Buying and selling pensions

Does buying future payoffs on someone else's pension become more or less repugnant if that person is in financial distress? (This is an aspect of repugnant transactions and markets that is one of the toughest to focus on, having to do on the one hand with the motivation for the transaction and on the other with ideas about coercion and exploitation...)

The WSJ reports on the mainstreaming of investment opportunities to buy the income stream from pensions:  Investing in a Stranger's Retirement

"The burgeoning business of investing in someone else's pension has never been easier—or more controversial and risky.

"For pensioners who are eager to sell, websites beckon with names such as and Financial middlemen then bundle the information from pensioners into spreadsheets that are supplied to financial advisers for their clients.
"No one keeps track of how many pensions are turned into instant cash, and the number for now is believed to be small. But in recent months, websites have proliferated, and obscure middlemen far from Wall Street have ramped up efforts to win over financial advisers to the concept. They are finding some acceptance among those who favor alternative investments as part of an overall diversified portfolio.

"It's becoming more of a staple part of our business," said Daniel Cordoba, founder of Asset Exchange Strategies LLC, a Leander, Texas, financial-advisory firm that has sold a handful of pension-payment deals to clients in recent weeks. "There's a starvation for yield" with most bonds paying little interest, and clients are scared of the volatile stock markets, he added.
"In general, pension deals thread the needle of federal law that discourages the assignment of pensions for public policy reasons, according to court rulings. In a preliminary ruling in August, a California state-court judge said that military-pension transactions by Structured Investments Co., which has been in business since the 1990s, are "prohibited and unenforceable."

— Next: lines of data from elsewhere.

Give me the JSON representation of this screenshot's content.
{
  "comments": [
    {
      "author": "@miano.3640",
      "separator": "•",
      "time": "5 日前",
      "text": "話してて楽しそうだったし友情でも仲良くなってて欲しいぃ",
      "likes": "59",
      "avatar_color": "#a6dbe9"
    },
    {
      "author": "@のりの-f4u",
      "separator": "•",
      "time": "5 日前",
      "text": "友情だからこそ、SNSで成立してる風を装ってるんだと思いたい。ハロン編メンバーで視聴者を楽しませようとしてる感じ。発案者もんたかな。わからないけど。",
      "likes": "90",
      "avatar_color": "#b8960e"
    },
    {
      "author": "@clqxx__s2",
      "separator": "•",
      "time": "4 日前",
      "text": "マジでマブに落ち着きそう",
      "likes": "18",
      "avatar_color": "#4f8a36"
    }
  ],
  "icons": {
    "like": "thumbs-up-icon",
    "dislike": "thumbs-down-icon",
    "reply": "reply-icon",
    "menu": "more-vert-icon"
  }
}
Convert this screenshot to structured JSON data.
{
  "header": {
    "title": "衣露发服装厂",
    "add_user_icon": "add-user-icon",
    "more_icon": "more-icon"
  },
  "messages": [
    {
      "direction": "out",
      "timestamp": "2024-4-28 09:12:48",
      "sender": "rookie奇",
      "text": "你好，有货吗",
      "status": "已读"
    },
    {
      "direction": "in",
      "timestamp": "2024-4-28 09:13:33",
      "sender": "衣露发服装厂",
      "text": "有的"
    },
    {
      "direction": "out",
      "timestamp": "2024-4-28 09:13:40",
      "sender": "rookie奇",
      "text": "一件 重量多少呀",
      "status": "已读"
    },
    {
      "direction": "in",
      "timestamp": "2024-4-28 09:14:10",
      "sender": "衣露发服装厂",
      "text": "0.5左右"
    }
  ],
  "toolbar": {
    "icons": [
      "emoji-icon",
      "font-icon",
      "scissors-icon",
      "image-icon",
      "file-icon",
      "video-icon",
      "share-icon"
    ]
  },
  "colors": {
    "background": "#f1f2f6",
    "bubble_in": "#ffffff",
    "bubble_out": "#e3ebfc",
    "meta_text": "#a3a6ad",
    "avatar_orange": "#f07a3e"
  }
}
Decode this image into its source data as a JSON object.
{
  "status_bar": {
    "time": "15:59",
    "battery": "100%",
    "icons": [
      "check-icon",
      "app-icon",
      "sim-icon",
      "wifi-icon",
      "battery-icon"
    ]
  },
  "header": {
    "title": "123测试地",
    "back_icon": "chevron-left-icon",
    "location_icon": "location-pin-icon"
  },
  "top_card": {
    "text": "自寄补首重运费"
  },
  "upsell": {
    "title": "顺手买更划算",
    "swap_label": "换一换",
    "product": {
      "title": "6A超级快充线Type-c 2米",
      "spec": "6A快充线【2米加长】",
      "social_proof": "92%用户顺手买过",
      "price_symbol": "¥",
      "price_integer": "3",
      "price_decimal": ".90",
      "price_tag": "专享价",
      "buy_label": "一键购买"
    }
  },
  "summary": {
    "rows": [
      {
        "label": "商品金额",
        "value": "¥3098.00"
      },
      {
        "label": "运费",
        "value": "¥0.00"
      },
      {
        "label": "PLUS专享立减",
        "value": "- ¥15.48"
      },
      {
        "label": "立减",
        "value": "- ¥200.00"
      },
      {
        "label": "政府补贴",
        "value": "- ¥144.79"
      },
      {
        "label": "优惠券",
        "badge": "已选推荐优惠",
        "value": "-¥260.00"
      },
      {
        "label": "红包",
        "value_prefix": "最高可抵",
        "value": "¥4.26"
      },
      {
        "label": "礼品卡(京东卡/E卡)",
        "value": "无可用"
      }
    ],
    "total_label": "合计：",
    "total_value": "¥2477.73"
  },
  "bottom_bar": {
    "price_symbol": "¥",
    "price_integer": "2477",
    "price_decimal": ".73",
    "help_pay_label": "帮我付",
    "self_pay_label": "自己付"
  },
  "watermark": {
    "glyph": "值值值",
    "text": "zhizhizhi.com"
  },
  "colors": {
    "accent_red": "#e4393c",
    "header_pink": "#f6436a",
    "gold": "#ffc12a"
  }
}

Brett Rubin, a lawyer for Structured, said the firm believes its transactions are proper. Over the years, its agreements have been enforced by other courts, including a U.S. bankruptcy court, according to court filings.
"Several buyers of pension payments who were interviewed by The Wall Street Journal declined to be identified because they didn't want to be seen as profiting from anyone's financial desperation.

"I had misgivings at first," said an investor in Philadelphia who this summer bought seven years of pension payments from a retired sailor. She forwarded $50,000, to be repaid in monthly installments that includes 6% annual interest.

"As part of the deal, the woman got some information about the seller, including that he needed the money to escape foreclosure. The retired sailor's "distress" bothered her, she said, but she "concluded this would help him save the house."